What to do with a ghost VM?

The Problem:

Hi there guys. My team and I recently updated one of our OpenNebula Clusters but once upgraded one VM went somehow a ghost, as it only seems in the Sunstone and while typing onevm list, if I try to access the VM page I get:

image

And when I try to show it via opennebula cli I get the very same error:

onevm show 62
[one.vm.info] Error getting virtual machine [62].

I can’t do anything with that VM, can’t delete, not show, not resume, not even undeploy it! So I can’t undeploy it, that VM still has attached 2 NICs which now I can’t release :frowning:


Context:

  • The opennebula is running inside an upgraded Ubuntu 22.04.4 LTS.
  • The previous version was OpenNebula 6.4, and the upgrade was up to the 6.8.
  • In order to upgrade we follow the official documentation.

We noticed that the VM’s log (the ones under /var/log/one/{$ID}.log) have completly dissapear! BUT the disks that VM has attached did not disappear from our SDS.


What have we tried in order to recover or at least delete the VM?

The list shows actions we have made in order to recover or delete the VM but with no luck at all :frowning:

  • We tried the recover options from the Sunstone
  • We tried the recover using the cli: onevm recover --delete-db $ID
  • We tried with onedb purge-history --id $ID

From all of the previous attempt always we always got the [one.vm.info] Error getting virtual machine [62].


What we want?

At this point we only want to know what the heck happened with that VM and how we get ride of it!

Also we want to delete it as we were already able to, using the disks from the SDS, replicate the VM in a new template.

Thanks!!!

Try running a onedb fsck to correct information on the database. Things like references to a missing VM should be handled by it. Is the VM actually running on the hypervisor node ? Try also looking on /var/log/one/oned.log for errors referencing said VM. Send also the output of the following SQL commands run against the opennebula database

  • select oid from vm_pool;
  • select body from vm_pool where oid=62;

As for what happened, is hard to tell. Ideally you have a backup of the database prior to the upgrade so you can repeat the upgrade process and inspect what happens with --verbose mode when running onedb upgrade.

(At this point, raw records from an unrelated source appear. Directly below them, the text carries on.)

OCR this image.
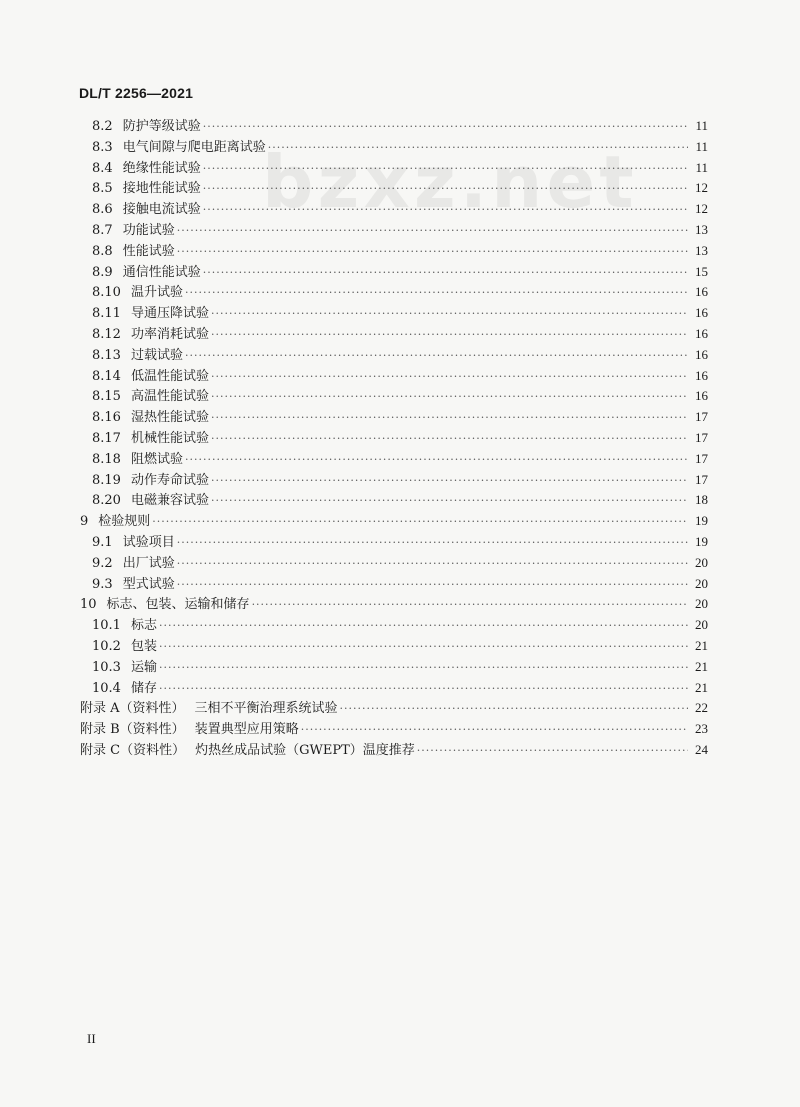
bzxz.net
DL/T 2256—2021
8.2 防护等级试验 ·····	11
8.3 电气间隙与爬电距离试验 ·····	11
8.4 绝缘性能试验 ·····	11
8.5 接地性能试验 ·····	12
8.6 接触电流试验 ·····	12
8.7 功能试验 ·····	13
8.8 性能试验 ·····	13
8.9 通信性能试验 ·····	15
8.10 温升试验 ·····	16
8.11 导通压降试验 ·····	16
8.12 功率消耗试验 ·····	16
8.13 过载试验 ·····	16
8.14 低温性能试验 ·····	16
8.15 高温性能试验 ·····	16
8.16 湿热性能试验 ·····	17
8.17 机械性能试验 ·····	17
8.18 阻燃试验 ·····	17
8.19 动作寿命试验 ·····	17
8.20 电磁兼容试验 ·····	18
9 检验规则 ·····	19
9.1 试验项目 ·····	19
9.2 出厂试验 ·····	20
9.3 型式试验 ·····	20
10 标志、包装、运输和储存 ·····	20
10.1 标志 ·····	20
10.2 包装 ·····	21
10.3 运输 ·····	21
10.4 储存 ·····	21
附录 A（资料性） 三相不平衡治理系统试验 ·····	22
附录 B（资料性） 装置典型应用策略 ·····	23
附录 C（资料性） 灼热丝成品试验（GWEPT）温度推荐 ·····	24
II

Hi there @dclavijo, thanks so much for kind answer.

Yes, I do have a backup of the database before any upgrade. My team and I recreated the situation in a virtual environment just to know more about this.

Before to proceed: I tried the onedb restore -f -v (please, note the -v) command but I got no feedback on the command line, is there any way to get feedback in my terminal from the onedb restore?


So… We repeated the process, and hoping to get more info about this problem we rised the log level to 5 on the /etc/one/oned.conf:

LOG = [
  SYSTEM      = "file",
  DEBUG_LEVEL = 5,
  USE_VMS_LOCATION = "NO"
]

But no luck at all, meaning that we got no info about this VM on the /var/log/one/oned.log

Here is the output of the onedb upgrade --verbose:
image

And we still got the very same error:

image


About the command’s output you ask for I will leave them here (sorry about the long texts):


I guess we could, somehow delete the VM from the database, but: is there any way to recover the VM from this state?

Have you tried issuing a onedb fsck. On the output you sent, the vm appears on the vm_pool table, with a clear XML template on its body column, yet somehow your system is not able to query it.

You can manually tinker with the database entries using onedb change-body and onedb update-body to correct problems like this. You’d have to make it so the VM database entry matches what is really happening on the hypervisor node. Take a look at this section.

You write that you executed onedb purge-history --id $ID but in the VM body I can see HISTORY_RECORDS->HISTORY->SEQ = 16 This is strange, because after the purge-history the SEQ should be 1.
This indicates the issue is in the VM history records, please paste output of the following SQL

  • select * from history where vid = 62; - this is to check the VM history
  • select * from local_db_versioning; - to check the history of OpenNebula upgrades

Do you remember if onevm show 62 works on version 6.4?